Technically referred to as power wheeling, which involves independent generators using existing power lines owned by Kenya Power, the system has not been operational due to lack of a tariff structure.
“There is no doubt that the idea will be adopted but of major concern is to come up with a system that will ensure the owner of the current infrastructure is compensated as measures are put in place to safeguard the stability of the existing grid,” ERC director of electricity Joe Ng’ang’a, said.
Power purchase agreement
The Kenya Tea Development Agency, through its subsidiary KTDA Power Company is assisting factories in Nyeri County to build a 5MW capacity small hydro-electric power plant for use in four tea factories, with the surplus expected to be fed into the national grid.
The construction work for the $14.5 million (Sh1.2 billion) plant on Gura River is set to begin this month, the Project Manager Lucas Maina said.
“The project will generate five megawatts of electricity for supply to Gathuthi, Gitugi, Iria-ini and Chinga tea factories and we expect it to be complete in 2015,” he said, adding that the initiative is expected to reduce reliance on wood fuel thus contributing to climate change management.

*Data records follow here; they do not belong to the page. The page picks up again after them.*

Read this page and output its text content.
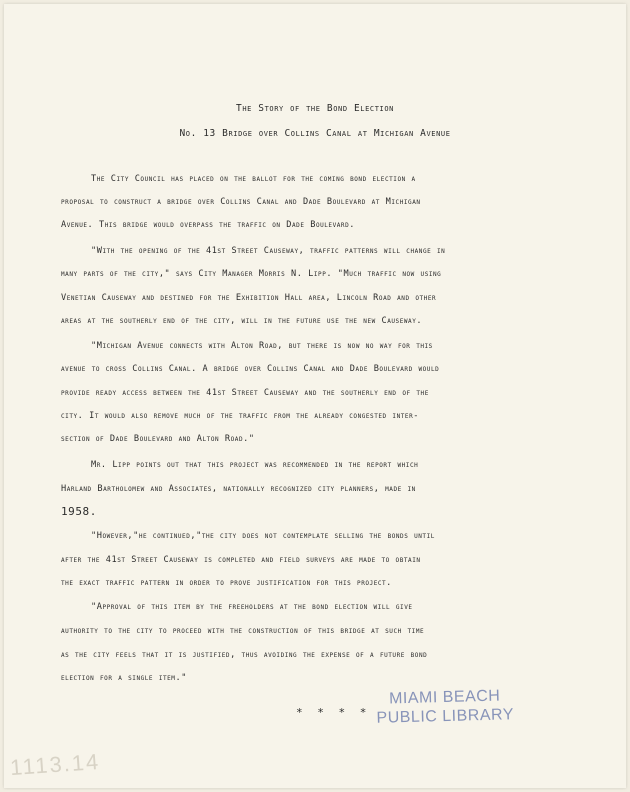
The Story of the Bond Election
No. 13 Bridge over Collins Canal at Michigan Avenue
The City Council has placed on the ballot for the coming bond election a
proposal to construct a bridge over Collins Canal and Dade Boulevard at Michigan
Avenue. This bridge would overpass the traffic on Dade Boulevard.
"With the opening of the 41st Street Causeway, traffic patterns will change in
many parts of the city," says City Manager Morris N. Lipp. "Much traffic now using
Venetian Causeway and destined for the Exhibition Hall area, Lincoln Road and other
areas at the southerly end of the city, will in the future use the new Causeway.
"Michigan Avenue connects with Alton Road, but there is now no way for this
avenue to cross Collins Canal. A bridge over Collins Canal and Dade Boulevard would
provide ready access between the 41st Street Causeway and the southerly end of the
city. It would also remove much of the traffic from the already congested inter-
section of Dade Boulevard and Alton Road."
Mr. Lipp points out that this project was recommended in the report which
Harland Bartholomew and Associates, nationally recognized city planners, made in
1958.
"However,"he continued,"the city does not contemplate selling the bonds until
after the 41st Street Causeway is completed and field surveys are made to obtain
the exact traffic pattern in order to prove justification for this project.
"Approval of this item by the freeholders at the bond election will give
authority to the city to proceed with the construction of this bridge at such time
as the city feels that it is justified, thus avoiding the expense of a future bond
election for a single item."
* * * *
MIAMI BEACH
PUBLIC LIBRARY
1113.14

“However, this amount of power is more than the factories can consumeand the excess will be sold to Kenya Power through its existing distribution lines. But this is still a challenge since the energy regulator has not yet set the tariff,” Mr Maina said, adding that KTDA had already negotiated a Power Purchase Agreement (PPA) with Kenya Power.
The KTDA initiated the building of small hydro power plants programme for the tea industry to cut the cost of energy and reduce environmental degradation by use of alternative power sources with funding from Greening the Tea Industry in East Africa, (GTIEA) a project sponsored by United Nations Development Programme (UNEP).
Mr Maina said initially they had plans to build their own transmission lines between the four factories but a study carried out by a French firm Innovation Energie Development and sponsored by GTIEA, recommended that it was more cost effective to use existing lines. The study findings - which used Gura and Kipchoria (in Nandi hills) projects as case studies - noted that small hydro producers need not incur unnecessary costs building their own distribution lines which would also be unfriendly to the environment.
According to Mr Ng’ang’a, the delays in setting the tariff were caused by the ongoing review of relevant Acts of parliament to align them with the new constitution, but he noted that the final product would take care of the interests of all players.
“We have held consultations with all the stakeholders and there is good progress especially in regard to setting of the rates to be used in power wheeling,” he said, adding that some of the factors to be considered would be the voltage and the length of the line being used among others.
“The major concern is to come up with a system that will ensure the owner of the current infrastructure is compensated.”